ALGUNS ME CHAMAM DE LOUCO...

  

Alguns me chamam de louco

Quem sabe, eu seja um louco sim

Mas eu grito, grito até ficar rouco

Não me preocupo se acaso riem de mim

 

Eu grito e grito forte

Na busca de achar um norte

Respostas para os porquês

Quais porquês?

Os porquês que estão na minha e na mente de vocês

 

Doente mental sou eu?

Porque grito, porque falo e questiono?

Ou doente mental é nada mais e nada menos

Que uma vítima social?

Subproduto da panacéia global?

Neurose coletiva

Medo

Sintomas

Síndrome do pânico

Álcool e drogas

Distúrbios psicosociais

Tudo faz parte da loucura

Dessa panacéia global

Tudo faz parte do todo

E o todo é muito louco

A idade da razão está caduca

A razão anda maluca

Afinal, onde está a razão

Quem tem razão?

Algum louco pode explicar?

 

Por que o lícito é ilícito

E quase tudo que é ilícito está no ar?

Ah, o dono da TV é normal...

O Big Brotter é legal...

Anormal é não assistir

Não se ligar...

 

Todos ligados

Audiência total

Equilíbrio psicosocial

Desligar a TV?

Mudar de canal?

Discordar do Pedro Bial?

Ah, isso não é normal

Como ficariam nossos “heróis virtuais”?

Saúde mental é um canal – te liga meu irmão

Canal que sintoniza uma outra dimensão

A dimensão do humano para redução dos danos

Superar os danos que reduzem o humano

Que danos?

Os danos causados pela estrutura

Que massacra o ser humano

Que humano?

O humano que sou eu

Que é você

Qual estrutura?

A estrutura da própria relação Saúde x Doença x

Paciente x Servidor x gestor x usuário x fornecedor...

 

Esta estrutura é muitas vezes a equação da loucura e do desamor

Mas onde é que fica o nosso louco amor?

Amor que é cuidado

Amor que é cuidador

Amor que coloca o humano em primeiro plano

Amor que supera o ódio e o medo

Amor que acende a chama do que parece louco

Louco desse amor que transforma

E que supera todo aquilo que “normalissimamente” nos deforma

 

Sistema que procria danos

Sistema desumano

Modelo secular de saúde mental insano!

Desafio da nossa neoloucura: qual desafio?

Construir a cada passo

Um modelo mais e mais humano

 

Será que alguém ouviu meu grito?

E como eu vai sair a gritar?

Serão um, dez, cem, milhares e milhões de gritos

Loucos de amor, amados e amando

Loucura de amor será

 

 

Elias J. Silva – Poeta, Educador Popular – COMOV/ANEPS/Cirandas da Vida.

 

Comentários

De poeta e louco...

Oi Elias,

Que belo poema!

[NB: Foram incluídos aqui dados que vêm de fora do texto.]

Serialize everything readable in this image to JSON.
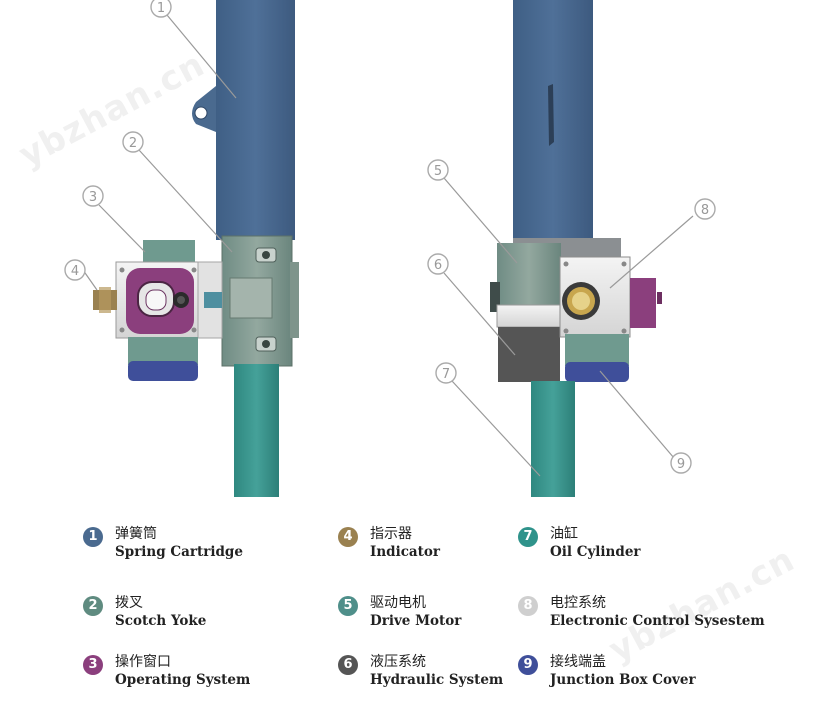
{
  "callouts": [
    "1",
    "2",
    "3",
    "4",
    "5",
    "6",
    "7",
    "8",
    "9"
  ],
  "watermark": "ybzhan.cn",
  "colors": {
    "spring_cartridge": "#4a6a8f",
    "oil_cylinder": "#3f9289",
    "yoke": "#8d9b94",
    "drive_motor": "#6f9a8f",
    "operating": "#8b3f7d",
    "indicator": "#9a8150",
    "junction": "#3f4f9a",
    "hydraulic": "#555555",
    "electronic": "#c9c9c9"
  },
  "legend": [
    {
      "num": "1",
      "cn": "弹簧筒",
      "en": "Spring Cartridge",
      "color": "#4a6a8f"
    },
    {
      "num": "2",
      "cn": "拨叉",
      "en": "Scotch Yoke",
      "color": "#5f8b80"
    },
    {
      "num": "3",
      "cn": "操作窗口",
      "en": "Operating System",
      "color": "#8b3f7d"
    },
    {
      "num": "4",
      "cn": "指示器",
      "en": "Indicator",
      "color": "#9a8150"
    },
    {
      "num": "5",
      "cn": "驱动电机",
      "en": "Drive Motor",
      "color": "#4f8f8a"
    },
    {
      "num": "6",
      "cn": "液压系统",
      "en": "Hydraulic System",
      "color": "#555555"
    },
    {
      "num": "7",
      "cn": "油缸",
      "en": "Oil Cylinder",
      "color": "#2f938b"
    },
    {
      "num": "8",
      "cn": "电控系统",
      "en": "Electronic Control Sysestem",
      "color": "#cfcfcf"
    },
    {
      "num": "9",
      "cn": "接线端盖",
      "en": "Junction Box Cover",
      "color": "#3f4f9a"
    }
  ]
}
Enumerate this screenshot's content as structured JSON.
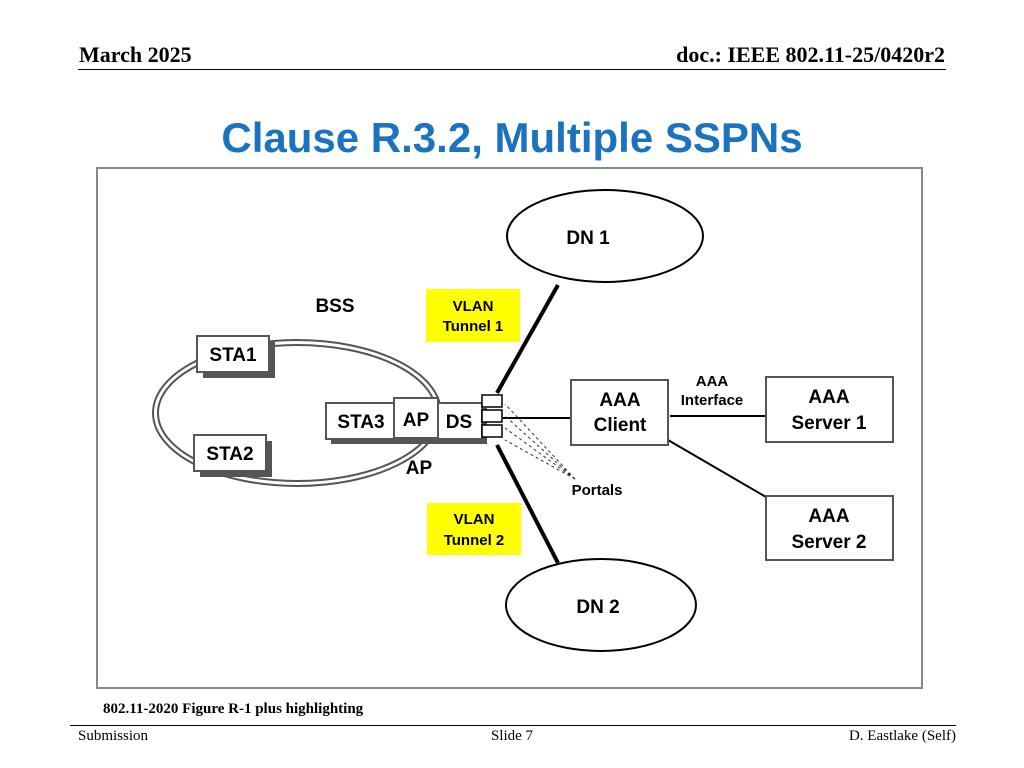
{
  "header": {
    "date": "March 2025",
    "doc": "doc.: IEEE 802.11-25/0420r2"
  },
  "title": "Clause R.3.2, Multiple SSPNs",
  "diagram": {
    "dn1": "DN 1",
    "dn2": "DN 2",
    "bss": "BSS",
    "sta1": "STA1",
    "sta2": "STA2",
    "sta3": "STA3",
    "ap_box": "AP",
    "ds": "DS",
    "ap_label": "AP",
    "vlan1": {
      "line1": "VLAN",
      "line2": "Tunnel 1"
    },
    "vlan2": {
      "line1": "VLAN",
      "line2": "Tunnel 2"
    },
    "aaa_client": {
      "line1": "AAA",
      "line2": "Client"
    },
    "aaa_interface": {
      "line1": "AAA",
      "line2": "Interface"
    },
    "aaa_server1": {
      "line1": "AAA",
      "line2": "Server 1"
    },
    "aaa_server2": {
      "line1": "AAA",
      "line2": "Server 2"
    },
    "portals": "Portals",
    "colors": {
      "highlight": "#ffff00",
      "border": "#555555",
      "frame": "#888888"
    }
  },
  "caption": "802.11-2020 Figure R-1 plus highlighting",
  "footer": {
    "left": "Submission",
    "center": "Slide 7",
    "right": "D. Eastlake (Self)"
  }
}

Parabéns!!!

Realmente, é difícil saber que tem razão e ou quem

tem a razão.

Dizem que de poeta e louco,

todos temos um pouco.

E o que é mesmo a loucura? É difícil de se definir o que é

normal e o que é anormal. Esses conceitos dependem

muito da cultura de cada um.

Louco é quem me chama

é quem não tem alma

é quem apaga a chama

da vida, da emoção

do sorriso, da compaixão

é quem tem medo de amar

é quem não se toca

é quem vive a reclamar

de si, de tudo e de todos

sem nada a acrescentar

Sem nenhuma pretensão. Não sou poetisa.

Um grande abraço!

Emília

 

Emília, que loucura! Essa de dizer...

...Que não és poetiza...Seu texto poético se funde com o meu post para ampliar a visão dessa loucura que nos aproxima...mesmo com a relativa distância espacial, uma construção se faz nesta comunicação.
 

Abraços,

Elias

Razão Sensível a do Louco Amor !!!

 Lindo Lindo Lindo !!!!!!!!

 " Nosso Louco Amor, que é cuidado e e cuidador... que vence as estradas da Vida sem medo e com Ardor ..." Me identifiquei aqui. Em alguns momentos fiquei com os olhos cheios d´'água, melhor, de emoção , porque me remeteu ao trabalho na Comunidade Maria de Nazaré, em João Pessoa, na Atenção Primária em Saúde Mental.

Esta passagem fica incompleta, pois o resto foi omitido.